In this embodiment, the ice-full detection module 10, the stirring control module 20, the Processing module 30, and the ice door control module 40 in the ice-full Processing device may be implemented by a Central Processing Unit (CPU), a Digital Signal Processor (DSP), a Micro Control Unit (MCU), or a Programmable Gate Array (FPGA) in an ice maker where the ice-full Processing device or the ice-full Processing device is located in actual application.

In this embodiment, the processing module 30 may be implemented by an electronic control board.

Fig. 4 is a block diagram illustrating the connection of the electronic control board with the ice-full detection module, the stirring control module, and the ice door control module, and as shown in fig. 4, the ice-full detection module, the stirring control module, and the ice door control module are respectively connected with the electronic control board.

The full ice processing device of the embodiment stirs ice cubes once at intervals when full ice is detected so as to prevent the ice cubes from solidifying; therefore, the scheme for preventing the ice blocks from being solidified after the ice is full is provided, and the problem of the ice blocks being solidified after the ice is full is solved.

Accordingly, embodiments of the present invention provide a computer storage medium having stored thereon computer instructions that, when executed by a processor, implement: when full ice is detected, acquiring time configuration information; based on the time profile, stirring of the ice cubes is performed at intervals to prevent the ice cubes from freezing.

Those skilled in the art should understand that the functions of the programs in the computer storage medium of the present embodiment can be understood by referring to the related descriptions of the ice-full processing method described in the foregoing embodiments, and are not described herein again.
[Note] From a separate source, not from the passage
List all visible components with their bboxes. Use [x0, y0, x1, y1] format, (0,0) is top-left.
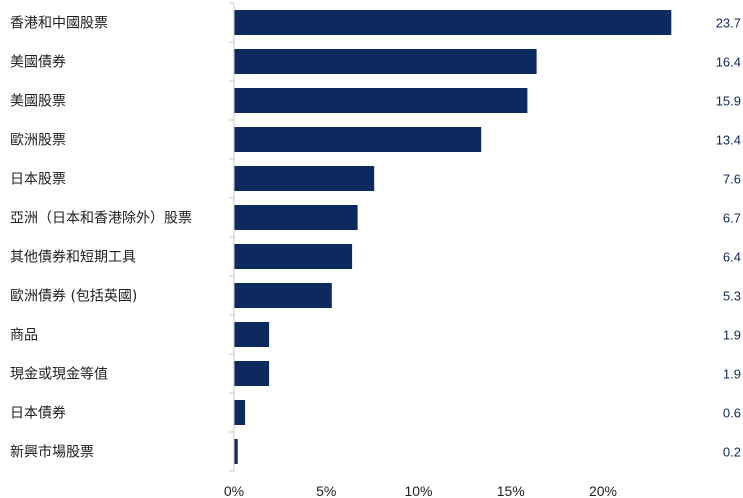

Accordingly, the embodiment of the invention also provides an ice maker, which is provided with the ice-full processing device to prevent ice cubes from freezing in the ice-full state.

The technical scheme of the invention can be used for ice machines with ice making, refrigerators and other electrical appliances.

The technical solutions described in the embodiments of the present invention can be arbitrarily combined without conflict.

In the embodiments provided in the present invention, it should be understood that the disclosed method and intelligent device may be implemented in other ways. The above-described device embodiments are merely illustrative, for example, the division of the unit is only a logical functional division, and there may be other division ways in actual implementation, such as: multiple units or components may be combined, or may be integrated into another system, or some features may be omitted, or not implemented. In addition, the coupling, direct coupling or communication connection between the components shown or discussed may be through some interfaces, and the indirect coupling or communication connection between the devices or units may be electrical, mechanical or other forms.

The units described as separate parts may or may not be physically separate, and parts displayed as units may or may not be physical units, that is, may be located in one place, or may be distributed on a plurality of network units; some or all of the units can be selected according to actual needs to achieve the purpose of the solution of the embodiment.

In addition, all the functional units in the embodiments of the present invention may be integrated into one second processing unit, or each unit may be separately regarded as one unit, or two or more units may be integrated into one unit; the integrated unit can be realized in a form of hardware, or in a form of hardware plus a software functional unit.

The above description is only for the specific embodiments of the present invention, but the scope of the present invention is not limited thereto, and any person skilled in the art can easily conceive of the changes or substitutions within the technical scope of the present invention, and all the changes or substitutions should be covered within the scope of the present invention.